Negara kesejahteraan

Situasi di Indonesia saat ini tampaknya semakin menjauh dari negara kesejahteraan yang dicita-citakan Sjahrir; yang pengertiannya secara politis adalah mengurangi kemiskinan, memajukan kesetaraan sosial, memajukan stabilitas sosial, memajukan inklusi sosial (menghindari eksklusi sosial), dan memajukan efisiensi ekonomi.

Secara ideologis, cita-cita Sjahrir merupakan bentuk peralihan antara kapitalisme laissez-faire menuju sosialisme sehingga konsekuensi yang paling mungkin adalah bentuk negara kesejahteraan, Universalist Welfare State, yaitu rezim kesejahteraan sosial demokrat dengan jaminan sosial universal dan kelompok target yang luas, serta tingkat dekomodifikasi yang ekstensif, seperti Swedia, Denmark, Norwegia, Finlandia, dan Belanda.

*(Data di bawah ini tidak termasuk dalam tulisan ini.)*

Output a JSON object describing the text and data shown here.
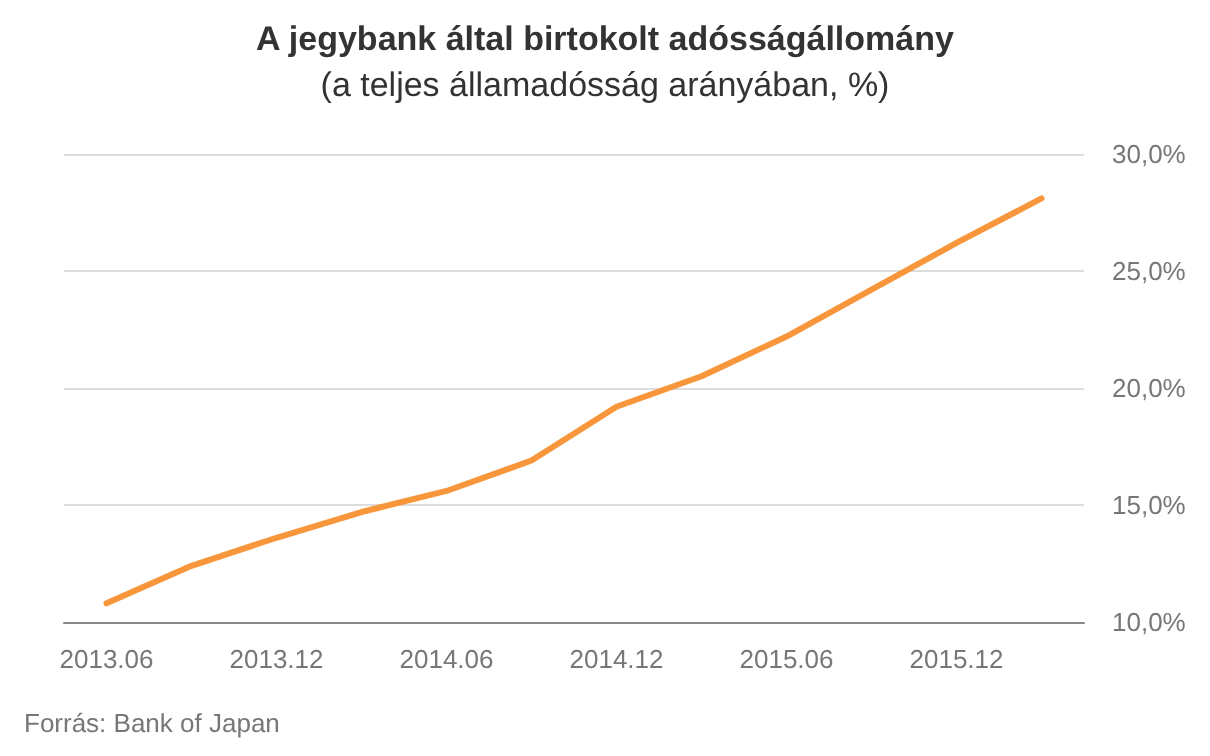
{
  "chart_data": {
    "type": "line",
    "title": "A jegybank által birtokolt adósságállomány",
    "subtitle": "(a teljes államadósság arányában, %)",
    "categories": [
      "2013.06",
      null,
      "2013.12",
      null,
      "2014.06",
      null,
      "2014.12",
      null,
      "2015.06",
      null,
      "2015.12",
      null
    ],
    "series": [
      {
        "color": "#f7963b",
        "values": [
          10.8,
          12.4,
          13.6,
          14.7,
          15.6,
          16.9,
          19.2,
          20.5,
          22.2,
          24.2,
          26.2,
          28.1
        ]
      }
    ],
    "ylim": [
      10,
      30
    ],
    "yticks": [
      {
        "value": 10,
        "label": "10,0%"
      },
      {
        "value": 15,
        "label": "15,0%"
      },
      {
        "value": 20,
        "label": "20,0%"
      },
      {
        "value": 25,
        "label": "25,0%"
      },
      {
        "value": 30,
        "label": "30,0%"
      }
    ],
    "grid": "y",
    "marker": "none",
    "line_style": "solid",
    "annotations": [
      "Forrás: Bank of Japan"
    ]
  }
}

Negara kesejahteraan berdasarkan sosialisme yang menghidupi demokrasi Indonesia dalam rumusan seorang panelis berbasis tujuh nilai utama, yakni kemanusiaan, keadilan, kerakyatan, kebebasan, kesetaraan, kesejahteraan, dan solidaritas, mendudukkan partisipasi setiap individu warga negara dengan pemenuhan hak-hak sipil, politik, ekonomi, sosial dan budaya sebagai jantungnya.

Sutan Sjahrir telah berpulang 43 tahun lalu. Ia meninggalkan cita-cita demokrasi dan negara kesejahteraan serta contoh ketulusan perjuangan hati nurani. Ironisnya, semua itu tampaknya telah menguap dari ingatan kolektif para politisi di negeri yang ia cintai ini.